Les combats sont intenses et bien menés, les scènes de discussion, et plus globalement tout ce qui n’est pas du ressort du combat, n’est jamais ennuyeux. On prend le temps de s’attacher aux personnages en quelques pages à peine, et l’alternance de brutalité guerrière, d’intrigue politique et commerciale, de trahison, d’amour, et même d’érotisme, nous procurent un tableau pour ainsi dire complet de ce que la Fantasy Gemmellienne peut offrir de meilleur.
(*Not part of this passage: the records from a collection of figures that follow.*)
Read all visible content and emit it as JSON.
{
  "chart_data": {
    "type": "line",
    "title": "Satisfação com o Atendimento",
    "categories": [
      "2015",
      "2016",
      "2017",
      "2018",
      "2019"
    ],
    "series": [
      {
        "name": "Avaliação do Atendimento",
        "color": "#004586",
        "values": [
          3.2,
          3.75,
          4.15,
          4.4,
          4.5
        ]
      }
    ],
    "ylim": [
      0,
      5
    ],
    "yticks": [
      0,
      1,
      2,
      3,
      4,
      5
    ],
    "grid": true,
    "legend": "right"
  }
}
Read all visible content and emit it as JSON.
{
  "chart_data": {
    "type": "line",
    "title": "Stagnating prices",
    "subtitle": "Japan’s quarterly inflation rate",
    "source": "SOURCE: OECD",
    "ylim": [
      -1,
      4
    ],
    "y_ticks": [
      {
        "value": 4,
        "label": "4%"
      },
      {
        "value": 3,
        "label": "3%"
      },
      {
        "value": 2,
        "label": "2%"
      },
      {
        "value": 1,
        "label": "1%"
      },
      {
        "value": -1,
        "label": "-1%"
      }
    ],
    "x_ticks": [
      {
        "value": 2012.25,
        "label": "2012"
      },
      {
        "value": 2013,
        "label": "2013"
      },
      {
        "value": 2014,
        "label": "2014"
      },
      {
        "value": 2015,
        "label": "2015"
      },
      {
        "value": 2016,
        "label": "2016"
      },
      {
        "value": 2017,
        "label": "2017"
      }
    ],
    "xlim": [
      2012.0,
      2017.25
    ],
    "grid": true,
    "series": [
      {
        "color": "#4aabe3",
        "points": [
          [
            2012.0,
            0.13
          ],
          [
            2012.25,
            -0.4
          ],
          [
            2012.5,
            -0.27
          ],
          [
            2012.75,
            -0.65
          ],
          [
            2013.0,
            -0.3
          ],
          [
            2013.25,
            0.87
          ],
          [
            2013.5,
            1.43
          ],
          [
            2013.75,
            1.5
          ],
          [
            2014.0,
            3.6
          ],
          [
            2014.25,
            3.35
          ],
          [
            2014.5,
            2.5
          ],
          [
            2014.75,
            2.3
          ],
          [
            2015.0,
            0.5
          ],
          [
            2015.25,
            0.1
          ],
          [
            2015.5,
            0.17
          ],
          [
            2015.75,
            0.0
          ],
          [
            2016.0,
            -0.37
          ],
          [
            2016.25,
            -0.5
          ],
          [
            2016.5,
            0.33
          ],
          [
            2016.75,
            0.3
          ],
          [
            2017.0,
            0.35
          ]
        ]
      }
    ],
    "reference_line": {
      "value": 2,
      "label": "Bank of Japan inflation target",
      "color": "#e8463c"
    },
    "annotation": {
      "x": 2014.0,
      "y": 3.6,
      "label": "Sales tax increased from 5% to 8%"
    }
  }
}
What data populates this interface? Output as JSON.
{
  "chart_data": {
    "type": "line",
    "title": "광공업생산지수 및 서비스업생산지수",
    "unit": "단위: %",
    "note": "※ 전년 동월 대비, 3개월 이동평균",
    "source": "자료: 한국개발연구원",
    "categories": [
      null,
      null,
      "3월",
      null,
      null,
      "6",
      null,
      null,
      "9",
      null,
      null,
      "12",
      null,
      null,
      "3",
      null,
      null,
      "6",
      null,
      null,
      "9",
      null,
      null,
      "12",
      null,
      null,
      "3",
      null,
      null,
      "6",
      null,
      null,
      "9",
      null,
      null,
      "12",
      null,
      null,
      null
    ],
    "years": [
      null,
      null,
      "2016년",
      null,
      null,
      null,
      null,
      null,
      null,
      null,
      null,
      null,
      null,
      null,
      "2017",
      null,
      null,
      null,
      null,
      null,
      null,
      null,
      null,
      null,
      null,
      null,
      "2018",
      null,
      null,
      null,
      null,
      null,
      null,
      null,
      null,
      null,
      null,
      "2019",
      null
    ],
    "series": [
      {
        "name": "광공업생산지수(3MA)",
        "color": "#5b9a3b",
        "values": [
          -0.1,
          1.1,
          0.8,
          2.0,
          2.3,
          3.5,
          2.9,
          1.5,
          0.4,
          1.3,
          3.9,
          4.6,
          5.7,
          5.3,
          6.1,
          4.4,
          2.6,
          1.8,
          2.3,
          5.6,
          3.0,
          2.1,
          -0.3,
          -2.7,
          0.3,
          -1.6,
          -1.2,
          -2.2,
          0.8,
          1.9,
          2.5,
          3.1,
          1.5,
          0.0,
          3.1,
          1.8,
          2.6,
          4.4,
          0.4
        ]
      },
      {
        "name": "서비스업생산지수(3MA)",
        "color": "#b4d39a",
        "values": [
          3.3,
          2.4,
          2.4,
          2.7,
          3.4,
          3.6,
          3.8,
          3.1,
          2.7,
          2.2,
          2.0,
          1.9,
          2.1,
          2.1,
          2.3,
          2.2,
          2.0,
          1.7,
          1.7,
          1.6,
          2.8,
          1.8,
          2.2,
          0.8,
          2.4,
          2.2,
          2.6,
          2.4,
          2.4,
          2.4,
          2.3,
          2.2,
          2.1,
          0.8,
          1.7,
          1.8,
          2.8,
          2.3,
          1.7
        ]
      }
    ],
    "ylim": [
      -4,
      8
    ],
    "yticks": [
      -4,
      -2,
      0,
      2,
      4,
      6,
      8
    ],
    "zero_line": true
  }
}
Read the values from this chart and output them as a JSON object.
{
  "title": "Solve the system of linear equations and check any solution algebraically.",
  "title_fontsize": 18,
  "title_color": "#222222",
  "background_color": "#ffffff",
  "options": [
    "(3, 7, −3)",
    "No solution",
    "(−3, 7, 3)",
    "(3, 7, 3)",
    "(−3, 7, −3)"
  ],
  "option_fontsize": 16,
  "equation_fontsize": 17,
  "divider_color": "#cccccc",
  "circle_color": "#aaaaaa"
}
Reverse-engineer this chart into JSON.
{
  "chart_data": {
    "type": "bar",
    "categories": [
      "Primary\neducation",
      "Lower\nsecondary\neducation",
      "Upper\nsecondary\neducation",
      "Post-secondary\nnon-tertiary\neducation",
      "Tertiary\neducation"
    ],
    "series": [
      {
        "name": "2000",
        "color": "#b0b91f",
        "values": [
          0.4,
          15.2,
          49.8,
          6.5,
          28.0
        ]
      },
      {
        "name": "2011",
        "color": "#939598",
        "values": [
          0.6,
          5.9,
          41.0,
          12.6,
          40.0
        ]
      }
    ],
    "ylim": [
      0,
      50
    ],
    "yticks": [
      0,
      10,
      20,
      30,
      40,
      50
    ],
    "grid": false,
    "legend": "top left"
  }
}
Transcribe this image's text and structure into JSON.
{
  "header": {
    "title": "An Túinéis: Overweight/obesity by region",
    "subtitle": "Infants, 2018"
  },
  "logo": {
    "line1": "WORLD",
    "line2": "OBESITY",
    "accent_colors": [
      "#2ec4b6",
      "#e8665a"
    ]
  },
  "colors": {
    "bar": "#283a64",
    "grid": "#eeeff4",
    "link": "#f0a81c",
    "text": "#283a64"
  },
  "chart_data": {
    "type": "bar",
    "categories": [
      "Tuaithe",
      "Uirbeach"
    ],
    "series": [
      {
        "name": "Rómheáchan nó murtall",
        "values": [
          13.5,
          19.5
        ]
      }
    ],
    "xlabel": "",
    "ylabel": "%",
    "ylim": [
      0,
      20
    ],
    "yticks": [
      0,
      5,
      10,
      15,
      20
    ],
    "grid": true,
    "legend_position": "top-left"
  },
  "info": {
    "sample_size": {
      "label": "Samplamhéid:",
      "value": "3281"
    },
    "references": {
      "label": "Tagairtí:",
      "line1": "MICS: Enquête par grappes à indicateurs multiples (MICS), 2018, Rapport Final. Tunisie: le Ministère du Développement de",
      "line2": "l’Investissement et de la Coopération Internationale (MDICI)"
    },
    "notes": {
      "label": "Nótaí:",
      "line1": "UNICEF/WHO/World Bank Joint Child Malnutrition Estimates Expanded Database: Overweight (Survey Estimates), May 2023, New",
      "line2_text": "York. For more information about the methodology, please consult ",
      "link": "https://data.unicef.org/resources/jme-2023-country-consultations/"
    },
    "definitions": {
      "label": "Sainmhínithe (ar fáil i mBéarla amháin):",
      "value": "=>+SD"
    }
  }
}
Le lecteur qui ne connait pas encore Gemmell se fera un plaisir de le découvrir avec cette fresque aussi belle que forte, tandis que l’habitué de cet écrivain retrouvera en moins de 350 pages tout ce qui fait de Gemmell un éternel incontournable de ce genre. Dark Moon peut sans aucun doute figurer dans la catégorie des livres qu’on peut lire et relire avec un plaisir sans cesse renouvelé.
Il s’agit sans conteste de l’un des meilleurs romans isolés de cet auteur, si ce n’est le meilleur tout court.
Seule ombre au tableau : son faible nombre de pages qui nous laisse une vague impression de frustration.
Aimer le style Gemmellien est une condition sine qua non pour apprécier cet ouvrage, c’est une évidence, aussi conviendra-t-il de rappeler qu’une intrigue complexe et une grande subtilité scénaristique ne sont pas ce qui fait la force de ce roman.
A consommer sans modération si vous aimez la Fantasy qui va droit au but sans pour autant ne constituer qu’une succession incessante de combats.